Excessive gaming can elevate chronic stress levels, resulting lowering of immune function, putting children at a higher risk of catching infections. They might also develop headaches or migraines, which can leave them feeling exhausted. A sedentary lifestyle could also cause weight gain and other health issues.  

“Whilst online gaming can be a fantastic way for children and teenagers to increase cognitive skills, develop social awareness and enhance creativity, there is a risk that the child can develop an addiction because of spending too much time playing online,” Mak explains in a press release. 

What can parents do?

Mak highlights the importance of parents talking to their children and trying to identify the problems and symptoms to create a plan on how to help them. Parents should encourage healthy use of screens and downtime and let them see you doing the same – practice what you preach. Spend time offline and show them how it can be fun. 

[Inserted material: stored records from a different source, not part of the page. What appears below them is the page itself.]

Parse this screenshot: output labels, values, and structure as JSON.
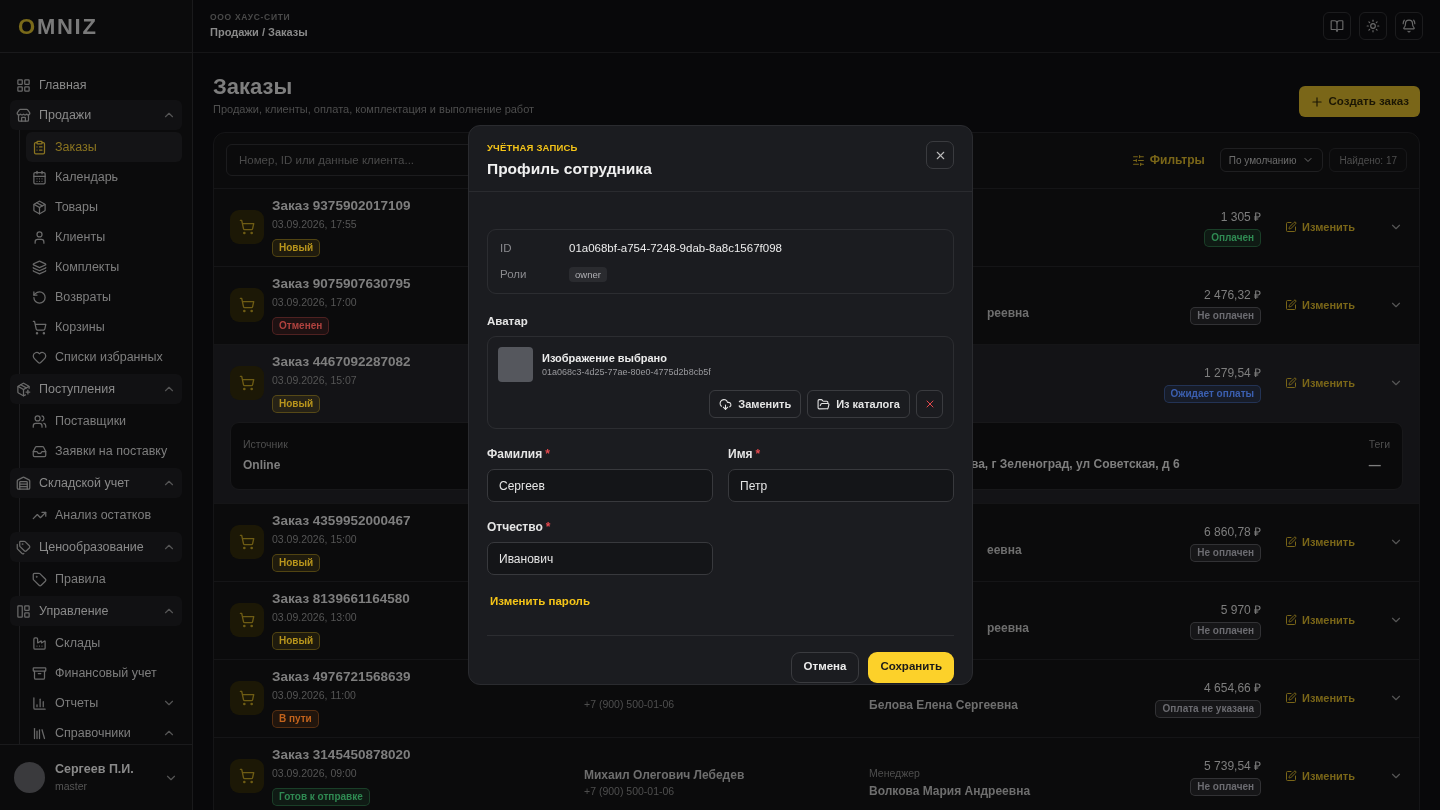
{
  "brand": {
    "logo": "OMNIZ"
  },
  "sidebar": {
    "items": [
      {
        "label": "Главная",
        "selected": false
      },
      {
        "label": "Продажи",
        "selected": false,
        "expanded": true,
        "children": [
          {
            "label": "Заказы",
            "selected": true
          },
          {
            "label": "Календарь",
            "selected": false
          },
          {
            "label": "Товары",
            "selected": false
          },
          {
            "label": "Клиенты",
            "selected": false
          },
          {
            "label": "Комплекты",
            "selected": false
          },
          {
            "label": "Возвраты",
            "selected": false
          },
          {
            "label": "Корзины",
            "selected": false
          },
          {
            "label": "Списки избранных",
            "selected": false
          }
        ]
      },
      {
        "label": "Поступления",
        "selected": false,
        "expanded": true,
        "children": [
          {
            "label": "Поставщики",
            "selected": false
          },
          {
            "label": "Заявки на поставку",
            "selected": false
          }
        ]
      },
      {
        "label": "Складской учет",
        "selected": false,
        "expanded": true,
        "children": [
          {
            "label": "Анализ остатков",
            "selected": false
          }
        ]
      },
      {
        "label": "Ценообразование",
        "selected": false,
        "expanded": true,
        "children": [
          {
            "label": "Правила",
            "selected": false
          }
        ]
      },
      {
        "label": "Управление",
        "selected": false,
        "expanded": true,
        "children": [
          {
            "label": "Склады",
            "selected": false
          },
          {
            "label": "Финансовый учет",
            "selected": false
          },
          {
            "label": "Отчеты",
            "selected": false,
            "expanded": false
          },
          {
            "label": "Справочники",
            "selected": false,
            "expanded": true
          }
        ]
      }
    ],
    "user": {
      "name": "Сергеев П.И.",
      "role": "master"
    }
  },
  "header": {
    "company": "ООО ХАУС-СИТИ",
    "breadcrumb": "Продажи / Заказы"
  },
  "page": {
    "title": "Заказы",
    "subtitle": "Продажи, клиенты, оплата, комплектация и выполнение работ",
    "create_button": "Создать заказ"
  },
  "toolbar": {
    "search_placeholder": "Номер, ID или данные клиента...",
    "filters": "Фильтры",
    "sort": "По умолчанию",
    "found": "Найдено: 17"
  },
  "orders": [
    {
      "title": "Заказ 9375902017109",
      "date": "03.09.2026, 17:55",
      "status": {
        "label": "Новый",
        "color": "#b8951c"
      },
      "amount": "1 305 ₽",
      "payment": {
        "label": "Оплачен",
        "color": "#2f8a52"
      },
      "action": "Изменить"
    },
    {
      "title": "Заказ 9075907630795",
      "date": "03.09.2026, 17:00",
      "status": {
        "label": "Отменен",
        "color": "#b0423f"
      },
      "manager": {
        "kind": "partial",
        "name": "реевна"
      },
      "amount": "2 476,32 ₽",
      "payment": {
        "label": "Не оплачен",
        "color": "#6b6b70"
      },
      "action": "Изменить"
    },
    {
      "title": "Заказ 4467092287082",
      "date": "03.09.2026, 15:07",
      "status": {
        "label": "Новый",
        "color": "#b8951c"
      },
      "amount": "1 279,54 ₽",
      "payment": {
        "label": "Ожидает оплаты",
        "color": "#3b5fb0"
      },
      "action": "Изменить",
      "details": [
        {
          "kind": "field",
          "label": "Источник",
          "value": "Online"
        },
        {
          "kind": "partial",
          "value": "ва, г Зеленоград, ул Советская, д 6"
        },
        {
          "kind": "field",
          "label": "Теги",
          "value": "—"
        }
      ]
    },
    {
      "title": "Заказ 4359952000467",
      "date": "03.09.2026, 15:00",
      "status": {
        "label": "Новый",
        "color": "#b8951c"
      },
      "manager": {
        "kind": "partial",
        "name": "еевна"
      },
      "amount": "6 860,78 ₽",
      "payment": {
        "label": "Не оплачен",
        "color": "#6b6b70"
      },
      "action": "Изменить"
    },
    {
      "title": "Заказ 8139661164580",
      "date": "03.09.2026, 13:00",
      "status": {
        "label": "Новый",
        "color": "#b8951c"
      },
      "manager": {
        "kind": "partial",
        "name": "реевна"
      },
      "amount": "5 970 ₽",
      "payment": {
        "label": "Не оплачен",
        "color": "#6b6b70"
      },
      "action": "Изменить"
    },
    {
      "title": "Заказ 4976721568639",
      "date": "03.09.2026, 11:00",
      "status": {
        "label": "В пути",
        "color": "#c2631c"
      },
      "client": {
        "phone": "+7 (900) 500-01-06"
      },
      "manager": {
        "kind": "full",
        "name": "Белова Елена Сергеевна"
      },
      "amount": "4 654,66 ₽",
      "payment": {
        "label": "Оплата не указана",
        "color": "#6b6b70"
      },
      "action": "Изменить"
    },
    {
      "title": "Заказ 3145450878020",
      "date": "03.09.2026, 09:00",
      "status": {
        "label": "Готов к отправке",
        "color": "#2f8a52"
      },
      "client": {
        "name": "Михаил Олегович Лебедев",
        "phone": "+7 (900) 500-01-06"
      },
      "manager": {
        "kind": "full",
        "label": "Менеджер",
        "name": "Волкова Мария Андреевна"
      },
      "amount": "5 739,54 ₽",
      "payment": {
        "label": "Не оплачен",
        "color": "#6b6b70"
      },
      "action": "Изменить"
    }
  ],
  "dialog": {
    "eyebrow": "УЧЁТНАЯ ЗАПИСЬ",
    "title": "Профиль сотрудника",
    "info": [
      {
        "label": "ID",
        "value": "01a068bf-a754-7248-9dab-8a8c1567f098",
        "kind": "text"
      },
      {
        "label": "Роли",
        "value": "owner",
        "kind": "tag"
      }
    ],
    "avatar": {
      "label": "Аватар",
      "status": "Изображение выбрано",
      "file_id": "01a068c3-4d25-77ae-80e0-4775d2b8cb5f",
      "replace": "Заменить",
      "catalog": "Из каталога"
    },
    "fields": [
      {
        "label": "Фамилия",
        "value": "Сергеев",
        "required": true
      },
      {
        "label": "Имя",
        "value": "Петр",
        "required": true
      },
      {
        "label": "Отчество",
        "value": "Иванович",
        "required": true
      }
    ],
    "required_mark": "*",
    "change_password": "Изменить пароль",
    "cancel": "Отмена",
    "save": "Сохранить"
  }
}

If your child is facing a problem with withdrawal, offer coping strategies such as something stimulating to the brain to get their mind off gaming, Mak says. Another way is to use the parental control option to monitor children’s gaming. Complete surveillance, however, is ill-advised. Let them have time online for a specific period. If you are monitoring their gaming, be open and assure them that they still have the right to privacy. 

It’s also important to not dismiss gaming as something completely harmful. Parents can show interest and engage in positive conversations which could lead to making healthier choices. “It is important to remember that whilst you want your child or teenager to have fun and explore online gaming, you want them to be safe and develop healthy habits when it comes to spending time online whilst not intruding on their privacy,” Mak says in the release.